Un immense rideau de fer noir sépare la salle de la scène. Devant, en attendant que le public s’installe, un musicien, insouciant dans le brouhaha, gratte une guitare, chantonne quelques mélodies. De temps à autre, il jette un regard et sourit, avant de replonger dans ses pensées. Par une porte dérobée, Sganarelle (lumineux Shade Hardy Garvey Moungondo) fait son entrée. Silhouette filiforme, visage extrêmement mobile rappelant celui de Chris Tucker dans Le Cinquième Élément de Besson, il harangue le public, leur parle théâtre et invite le reste de la troupe à se présenter.
Une furieuse envie de vivre
Une ombre passe : une silhouette de femme, gracieuse, virevoltante, et le cœur de Dom Juan (enragé Radouan Leflahi) s’enflamme. Oubliée, la belle Elvire (étonnante Nadège Cathelineau), avec laquelle il s’est uni il y a peu. Pourquoi n’être lié qu’à une seule âme, quand le monde entier regorge de créatures plus appétissantes, plus sensuelles les unes que les autres ? Épouseur du genre humain, comme le répète son fidèle serviteur Sganarelle, le ténébreux et dernier rejeton, pourri-gâté d’une lignée en fin de course, se refuse à une telle extrémité.
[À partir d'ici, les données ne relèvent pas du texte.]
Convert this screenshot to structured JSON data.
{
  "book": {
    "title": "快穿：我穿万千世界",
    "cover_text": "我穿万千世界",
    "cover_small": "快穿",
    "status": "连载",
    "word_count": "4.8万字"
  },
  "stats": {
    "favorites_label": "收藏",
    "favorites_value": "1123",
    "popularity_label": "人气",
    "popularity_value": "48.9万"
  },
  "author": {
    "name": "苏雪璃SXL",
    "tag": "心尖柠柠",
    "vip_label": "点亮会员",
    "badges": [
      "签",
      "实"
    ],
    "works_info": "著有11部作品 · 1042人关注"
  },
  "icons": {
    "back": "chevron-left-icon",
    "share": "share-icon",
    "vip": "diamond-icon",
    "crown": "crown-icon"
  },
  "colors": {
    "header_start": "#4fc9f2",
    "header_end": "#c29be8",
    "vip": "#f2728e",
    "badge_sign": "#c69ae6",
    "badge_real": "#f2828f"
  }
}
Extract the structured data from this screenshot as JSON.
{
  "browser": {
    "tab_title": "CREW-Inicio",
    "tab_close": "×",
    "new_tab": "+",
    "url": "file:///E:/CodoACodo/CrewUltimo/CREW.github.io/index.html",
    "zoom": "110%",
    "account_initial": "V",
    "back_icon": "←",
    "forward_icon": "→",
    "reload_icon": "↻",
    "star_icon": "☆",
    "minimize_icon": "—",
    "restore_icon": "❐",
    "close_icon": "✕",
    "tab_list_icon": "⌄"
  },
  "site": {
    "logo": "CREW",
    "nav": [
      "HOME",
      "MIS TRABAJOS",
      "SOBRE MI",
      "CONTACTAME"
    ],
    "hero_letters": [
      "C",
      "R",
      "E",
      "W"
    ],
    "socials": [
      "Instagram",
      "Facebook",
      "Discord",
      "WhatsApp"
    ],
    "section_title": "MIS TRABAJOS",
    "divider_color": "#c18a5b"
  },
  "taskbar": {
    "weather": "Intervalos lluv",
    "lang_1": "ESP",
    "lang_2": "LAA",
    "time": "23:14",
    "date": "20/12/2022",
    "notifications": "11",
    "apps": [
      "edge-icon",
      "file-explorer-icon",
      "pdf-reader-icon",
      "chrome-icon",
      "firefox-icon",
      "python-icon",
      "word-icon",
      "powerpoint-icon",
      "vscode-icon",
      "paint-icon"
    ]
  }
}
Il veut hargneusement vivre, séduire, goûter aux fruits défendus, détrousser les accortes paysannes, embrasser à pleine bouche leur promis, ne faire qu’un de leur réticence, de leur innocence. Sans foi, ni loi, Dom Juan bafoue avec une rage chaque fois renouvelée les règles, défie la morale, sans se soucier des conséquences et de son salut. Après tout, c’est une affaire entre lui et Dieu. Le solde de tout compte, il sera bien temps de s’en acquitter dans vingt ou trente ans, quand la jeunesse aura définitivement abandonné de son corps musculeux.
Héros d’un autre temps
En relisant le classique de Molière, l’engagé David Bobée voit bien que le personnage de séducteur patenté de Dom Juan est l’archétype de tout ce qu’il combat : sexisme, grossophobie, violences faites aux femmes, etc. Cette résistance aux évolutions de la société, portée par la langue sublime du dramaturge français, ne pouvait que le séduire. S’emparant de cet anti-héros sublime, de ce dernier vestige d’un masculinisme que l’on espère archaïque, il imagine une relecture au temps présent, un Dom Juan jusqu’au-boutiste, enfermé dans ses préceptes, pris au piège de ses propres démons, qui vacille sous les coups sans ciller et disparaît dans les profondeurs du théâtre, faute de trouver sa place dans le monde d’aujourd’hui.
Statues au rebut
Autour de lui, les statues monumentales de dieux grecs, de colosses antiques, de dictateurs d’hier ou d’aujourd’hui et de conquistadors espagnols ont perdu de leur superbe. Modèles déchus aux pieds d’argile, ils servent autant de prison physique que morale. Leur temps est définitivement révolu. Femmes bafouées, mère au cœur brisée, amant rêvant de vengeance et frères souhaitant laver l’honneur de leur sœur, assistent à la déchéance de Dom Juan, observent les fêlures qui fendillent l’armure de ce vaurien aussi charismatique que détestable. C’est là toute la complexité de l’œuvre, ainsi que du travail de relecture. Oui, Dom Juan est un salaud, mais comment ne pas fondre devant sa verve enjôleuse, son sourire ravageur, sa stature sculptée, son côté « bad boy » ultra sexy…
Fresque monumentale
Faiseur d’images, David Bobée n’a pas son pareil pour donner vie à des récits fleuves. De Lucrèce Borgia à Peer Gynt, il a toujours su emballer superbement ses mises en scène. Il en va de même pour ce Dom Juan visuellement somptueux. Le faux marbre des statues, les effets vidéos noir et blanc, le rouge écarlate qui furtivement inonde l’espace… on en prend plein les yeux. Mais suffit-il à embarquer le spectateur près de trois heures durant ? Pas totalement. À trop vouloir faire des fondus enchaînés, le directeur du Théâtre du Nord fourmille d’idées — traduire le patois en chinois est très astucieux, par exemple —, mais n’évite pas l’écueil du trop-plein, du trop long. Clairement, quelques coupes ne seraient pas superflues pour dynamiser l’ensemble et attacher notre regard autour de la figure de Dom Juan. Irradiant la scène de sa présence magnétique, Radouan Leflahi dépasse son image de jeune premier au visage d’ange,en puisant au plus profond de lui une hargne viscérale qui déferle par flots à chaque tirade. Face à lui, pas si simple d’exister. Il faut des pointures comme Catherine Dewitt ou se tailler un espace dans d’autres registres à la manière de Shade Hardy Garvey Moungondo, détonnant en Sganarelle. La gageure est immense.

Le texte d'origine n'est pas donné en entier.